Por outro lado, práticas totalmente opostas ao ideal democrático de direitos humanos, de
liberdade e de igualdade eram encaradas com perfeita naturalidade no auge da modernidade,
como por exemplo o colonialismo europeu ou a segregação racial nos Estados Unidos. A
duplicidade era tão bem aceita que ninguém se incomodava em ver o exercito americano que
defendia os nobres valores de liberdade e de igualdade na Europa, ao mesmo tempo aplicar
escrupulosamente as leis segregacionistas entre as suas tropas! Na verdade, o projeto da
modernidade se funda perfeitamente nos valores de liberdade e de igualdade. Mas, ele
restringe esses princípios à categoria ocidental branca-européia, e não vê nenhuma
contradição em aplicar outras leis e outros princípios aos não-ocidentais / não-humanos no
“Esquema Mental de Demarcação Etnocentrista” que rege os mecanismos de recepção do
discurso ocidental (conversão sistemática do conceito natural “humano” em categoria
cultural e étnica “branco-europeu”) (Blondin). Portanto, registramos que, ao contrário do
que sugerem as estratégias discursivas modernistas baseadas no princípio já citado de exnominação, a modernidade não gera necessariamente a democracia.

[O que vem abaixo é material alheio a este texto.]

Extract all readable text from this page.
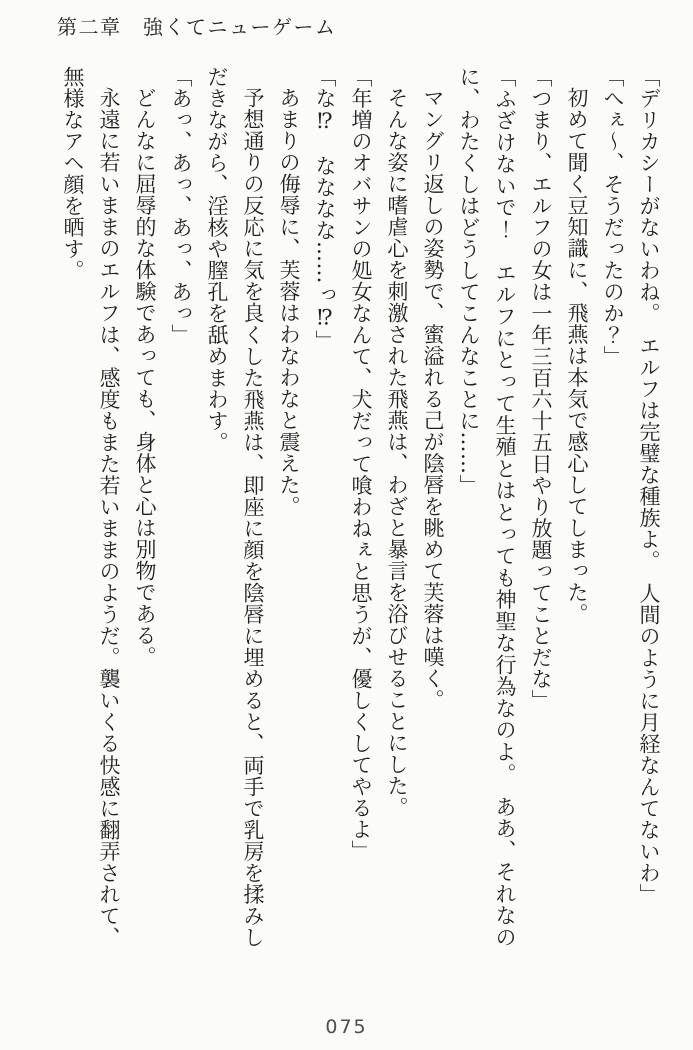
第二章　強くてニューゲーム

「デリカシーがないわね。　エルフは完璧な種族よ。　人間のように月経なんてないわ」

「へぇ〜、そうだったのか？」

初めて聞く豆知識に、飛燕は本気で感心してしまった。

「つまり、エルフの女は一年三百六十五日やり放題ってことだな」

「ふざけないで！　エルフにとって生殖とはとっても神聖な行為なのよ。　ああ、それなのに、わたくしはどうしてこんなことに……」

マングリ返しの姿勢で、蜜溢れる己が陰唇を眺めて芙蓉は嘆く。

そんな姿に嗜虐心を刺激された飛燕は、わざと暴言を浴びせることにした。

「年増のオバサンの処女なんて、犬だって喰わねぇと思うが、優しくしてやるよ」

「な⁉　なななな……っ⁉」

あまりの侮辱に、芙蓉はわなわなと震えた。

予想通りの反応に気を良くした飛燕は、即座に顔を陰唇に埋めると、両手で乳房を揉みしだきながら、淫核や膣孔を舐めまわす。

「あっ、あっ、あっ、あっ」

どんなに屈辱的な体験であっても、身体と心は別物である。

永遠に若いままのエルフは、感度もまた若いままのようだ。襲いくる快感に翻弄されて、無様なアヘ顔を晒す。

075
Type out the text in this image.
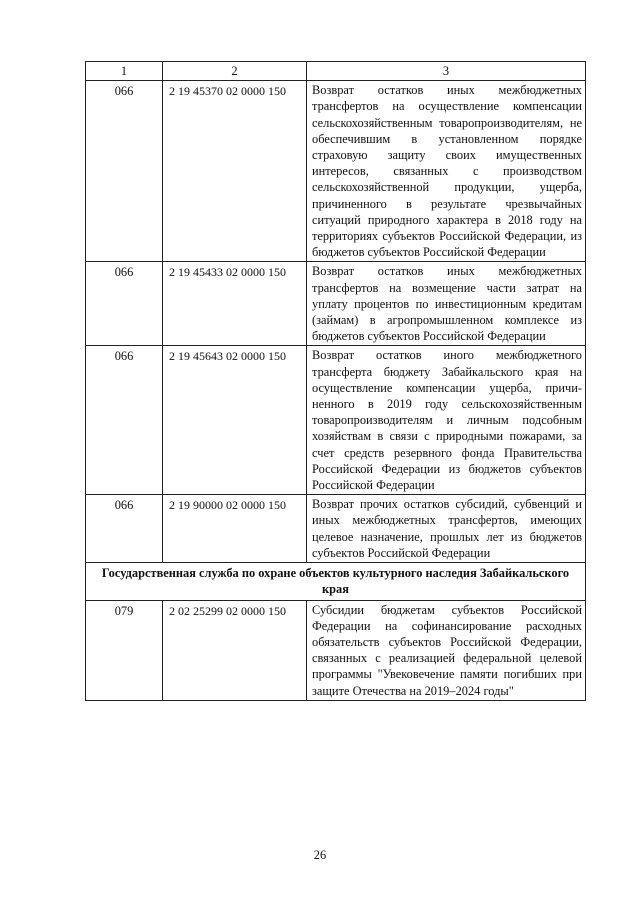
1	2	3
066	2 19 45370 02 0000 150	Возврат остатков иных межбюджетных трансфертов на осуществление компенсации сельскохозяйственным товаропроизводителям, не обеспечившим в установленном порядке страховую защиту своих имущественных интересов, связанных с производством сельскохозяйственной продукции, ущерба, причиненного в результате чрезвычайных ситуаций природного характера в 2018 году на территориях субъектов Российской Федерации, из бюджетов субъектов Российской Федерации
066	2 19 45433 02 0000 150	Возврат остатков иных межбюджетных трансфертов на возмещение части затрат на уплату процентов по инвестиционным кредитам (займам) в агропромышленном комплексе из бюджетов субъектов Российской Федерации
066	2 19 45643 02 0000 150	Возврат остатков иного межбюджетного трансферта бюджету Забайкальского края на осуществление компенсации ущерба, причиненного в 2019 году сельскохозяйственным товаропроизводителям и личным подсобным хозяйствам в связи с природными пожарами, за счет средств резервного фонда Правительства Российской Федерации из бюджетов субъектов Российской Федерации
066	2 19 90000 02 0000 150	Возврат прочих остатков субсидий, субвенций и иных межбюджетных трансфертов, имеющих целевое назначение, прошлых лет из бюджетов субъектов Российской Федерации
Государственная служба по охране объектов культурного наследия Забайкальского края		
079	2 02 25299 02 0000 150	Субсидии бюджетам субъектов Российской Федерации на софинансирование расходных обязательств субъектов Российской Федерации, связанных с реализацией федеральной целевой программы "Увековечение памяти погибших при защите Отечества на 2019–2024 годы"
26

Assim, é bastante equivocado pretender que a modernização do mundo implica a sua
democratização, através da difusão e sedimentação dos padrões e valores predominantes no
Ocidente. Ou que “a experiência da modernidade anula todas as fronteiras geográficas e
raciais, de classe e nacionalidades, de religião e ideologia”(Ianni: 76). Se pode até afirmar
que a modernidade ofereceu quadros intelectuais para uma maior separação entre os povos,
as raças e as culturas, e institucionalizou a dominação do mundo por uma elite restrita, em
nome do ideal da modernidade. “A humanidade vai ter de ser forçada a ser livre” avisava
Rousseau; confirmando de antemão as denúncias de Horkheimer e Adorno de que “a lógica
que se oculta por trás da racionalidade iluminista é uma lógica de dominação e opressão”
(Harvey: 23).
A advertência de Rousseau prenunciava grandes mudanças na história da humanidade: a
declaração dos direitos humanos e do cidadão de um lado, e a repartição do mundo em
impérios coloniais do outro; duas faces de uma mesma realidade. A consolidação da
sociedade humana e a sua restrição aos únicos brancos-europeus. A modernização do
mundo não significa a abolição das diferenças sociais, da injustiça e da desigualdade no
mundo. Ela significa, antes de nada, a expansão da ideosfera ocidental e sua imposição ao
resto do mundo. Sim, a humanidade foi forçada de admitir a concepção ocidental de
liberdade como una e única, válida para todos os povos e todas as culturas do mundo. Como
também foi forçada de aceitar os critérios materialistas e tecnicistas como parâmetro de
progresso e de bem estar.
Na visão etnocentrista e evolucionista linear ocidental, o modelo modernizante como
configuração atual da ideosfera ocidental, deve inexoravelmente irradiar para o resto do
mundo, norteado em sua empreitada por um tipo de “mão invisível planetária” que regula o
processo e lhe dá seu sentido histórico universal. Na verdade, se a modernidade não passa
de uma configuração da ideosfera ocidental, o projeto de modernização do mundo é a sua
formulação lógica e técnica-estética, movida pela mesma força evolucionista etnocentrista
suprematista e pelo mesmo desejo psicocultural de aniquilação de toda veleidade de
alteridade diferencial. Ao seu nível propriamente teórico, ele “codifica e estabelece
parâmetros que, simultaneamente, explicam a trajetória das sociedades ocidentais e apontam
as condições e possibilidades da evolução das outras sociedades.” (Ianni: 87)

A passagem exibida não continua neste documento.